A former executive director of the South Carolina GOP, who also asked not to be named, echoed that sentiment. “I guaran-damn-tee you she did that,” he says, referring to the release of the court documents. “I’m convinced of it. And I don’t blame her.”

“She’s done a very good job of crafting an image that she is not a political operative or a political person,” he adds. “She’s been very, very clever in doing that. But don’t make any mistakes. She is as much a political operative, and thinks like a political operative, as the best of us.”

On top of this, the absence of Jenny Sanford’s political instincts has been a loss for her ex-husband’s latest campaign. “He’s not clever like she is,” says the former GOP director. “She’s clever.”

Chris Drummond, a South Carolina consultant who worked as Sanford’s communications director during his first gubernatorial term, argues that the former governor put a high premium on loyalty from his staffers. He always knew Jenny had his back, according to Drummond, and sometimes saw her as more of a campaign manager than a wife. One person described her as “the muscle behind the hustle, if you will.” Without said muscle, the comeback campaign is faltering.

Whatever the motives behind the leak, things are going south in Mark Sanford Land. And many South Carolina Republicans don’t seem too worried about that. Conventional wisdom holds that House Republicans can afford to lose the seat — there’s not a single important vote in recent years that has been decided by one House vote — and they could easily take out Colbert Busch in 2014 if it comes to that.

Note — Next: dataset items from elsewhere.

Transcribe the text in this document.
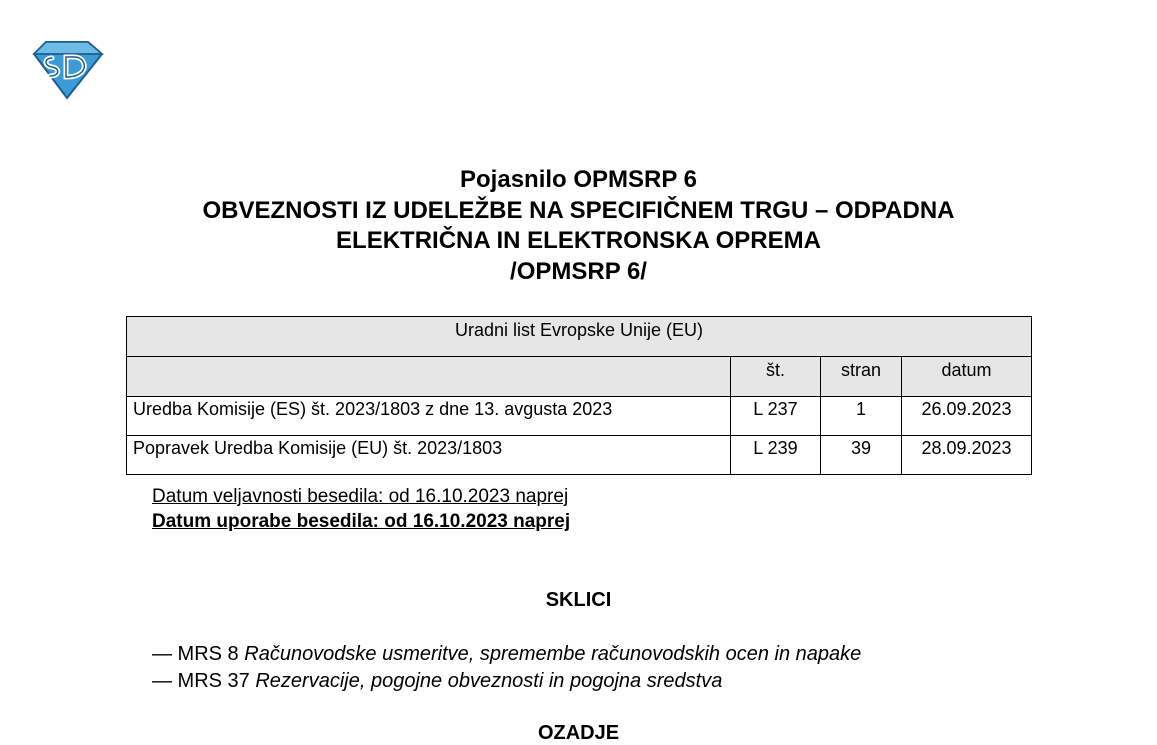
Pojasnilo OPMSRP 6
OBVEZNOSTI IZ UDELEŽBE NA SPECIFIČNEM TRGU – ODPADNA
ELEKTRIČNA IN ELEKTRONSKA OPREMA
/OPMSRP 6/
Uradni list Evropske Unije (EU)			
	št.	stran	datum
Uredba Komisije (ES) št. 2023/1803 z dne 13. avgusta 2023	L 237	1	26.09.2023
Popravek Uredba Komisije (EU) št. 2023/1803	L 239	39	28.09.2023
Datum veljavnosti besedila: od 16.10.2023 naprej
Datum uporabe besedila: od 16.10.2023 naprej
SKLICI
— MRS 8 Računovodske usmeritve, spremembe računovodskih ocen in napake
— MRS 37 Rezervacije, pogojne obveznosti in pogojna sredstva
OZADJE
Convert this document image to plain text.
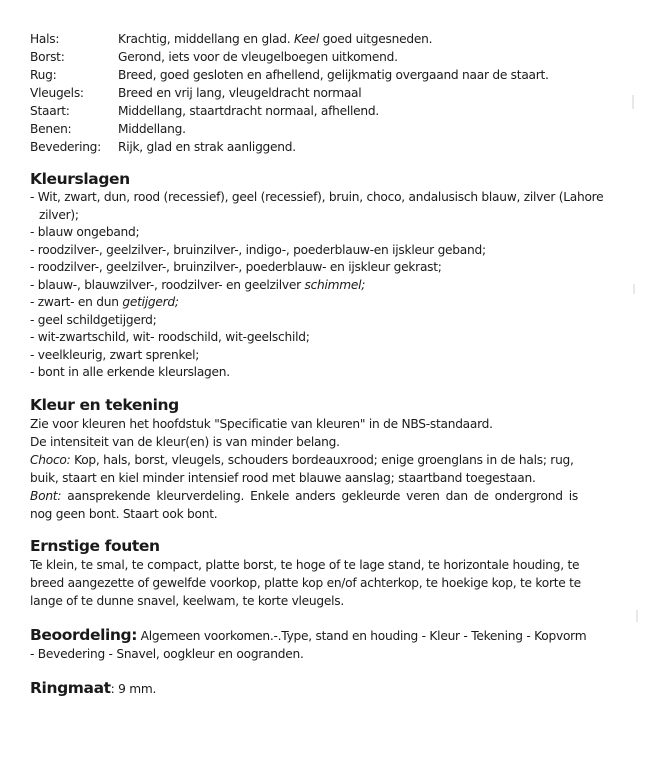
Hals:	Krachtig, middellang en glad. Keel goed uitgesneden.
Borst:	Gerond, iets voor de vleugelboegen uitkomend.
Rug:	Breed, goed gesloten en afhellend, gelijkmatig overgaand naar de staart.
Vleugels:	Breed en vrij lang, vleugeldracht normaal
Staart:	Middellang, staartdracht normaal, afhellend.
Benen:	Middellang.
Bevedering:	Rijk, glad en strak aanliggend.
Kleurslagen
- Wit, zwart, dun, rood (recessief), geel (recessief), bruin, choco, andalusisch blauw, zilver (Lahore zilver);
- blauw ongeband;
- roodzilver-, geelzilver-, bruinzilver-, indigo-, poederblauw-en ijskleur geband;
- roodzilver-, geelzilver-, bruinzilver-, poederblauw- en ijskleur gekrast;
- blauw-, blauwzilver-, roodzilver- en geelzilver schimmel;
- zwart- en dun getijgerd;
- geel schildgetijgerd;
- wit-zwartschild, wit- roodschild, wit-geelschild;
- veelkleurig, zwart sprenkel;
- bont in alle erkende kleurslagen.
Kleur en tekening
Zie voor kleuren het hoofdstuk "Specificatie van kleuren" in de NBS-standaard.
De intensiteit van de kleur(en) is van minder belang.
Choco: Kop, hals, borst, vleugels, schouders bordeauxrood; enige groenglans in de hals; rug, buik, staart en kiel minder intensief rood met blauwe aanslag; staartband toegestaan.
Bont: aansprekende kleurverdeling. Enkele anders gekleurde veren dan de ondergrond is nog geen bont. Staart ook bont.
Ernstige fouten
Te klein, te smal, te compact, platte borst, te hoge of te lage stand, te horizontale houding, te breed aangezette of gewelfde voorkop, platte kop en/of achterkop, te hoekige kop, te korte te lange of te dunne snavel, keelwam, te korte vleugels.
Beoordeling: Algemeen voorkomen.-.Type, stand en houding - Kleur - Tekening - Kopvorm - Bevedering - Snavel, oogkleur en oogranden.
Ringmaat: 9 mm.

As a result, many Republican leaders are sitting on their hands, unruffled at the idea of a Sanford loss.

“I will not endorse him,” Bostic says. “I will neither advance his campaign nor take from his campaign. I think there are lots of folks in Republican leadership who are taking that approach. They’re not actively marketing on his behalf, but they’re not doing anything to detract, and that’s where I want to be. [Sanford] knows how to win campaigns.”

Plus, if Sanford loses, the GOP might have a shot at sending someone to Washington who’s less likely to go on field trips in pursuit of overseas love.

“They want to do this race again next year,” said a long-time Republican consultant in South Carolina. He continues: “She [Colbert Busch] can’t keep the seat. Why not let Sanford go down and do this for real again next year?”

South Carolina Republicans aren’t hurting for a bench, either. State senators Tom Davis and Paul Thurmond are both possible candidates, and Bostic says he might be interested in running for the seat again in 2014. It’s hard to imagine anyone less competitive than Sanford.

“Nobody knew who Bostic was, and they were voting for him,” says the consultant. “Sanford was looking at 100 percent name ID, and 25 percent of the electorate in the Republican primary wasn’t going to vote for him, no matter what.”

But there’s no consensus that Sanford’s extracurricular activities will make enough Republicans stay home. And it’s important to remember, as Drummond notes, that Newt Gingrich won the Palmetto State primary in 2012.

“Special elections — Republicans don’t lose many in South Carolina,” says Katon Dawson, a national Republican consultant and former chair of the state GOP. “Mark Sanford is the only one who possibly could lose.”

And he might even be able to spin the NRCC’s rejection to his favor. “Mark Sanford will probably make that a positive,” says Dawson. “People here like their congressmen, they like their senators, but they hate Washington.”

“Mark’s a good politician — he knows how to win a race, knows how to raise money,” Dawson adds. “He just doesn’t know how to conduct a divorce. His problem is he has a Ph.D. in campaigns and elections, and he gets an F in how to conduct a divorce and a marriage.”

Betsy Woodruff is a William F. Buckley Fellow at the National Review Institute.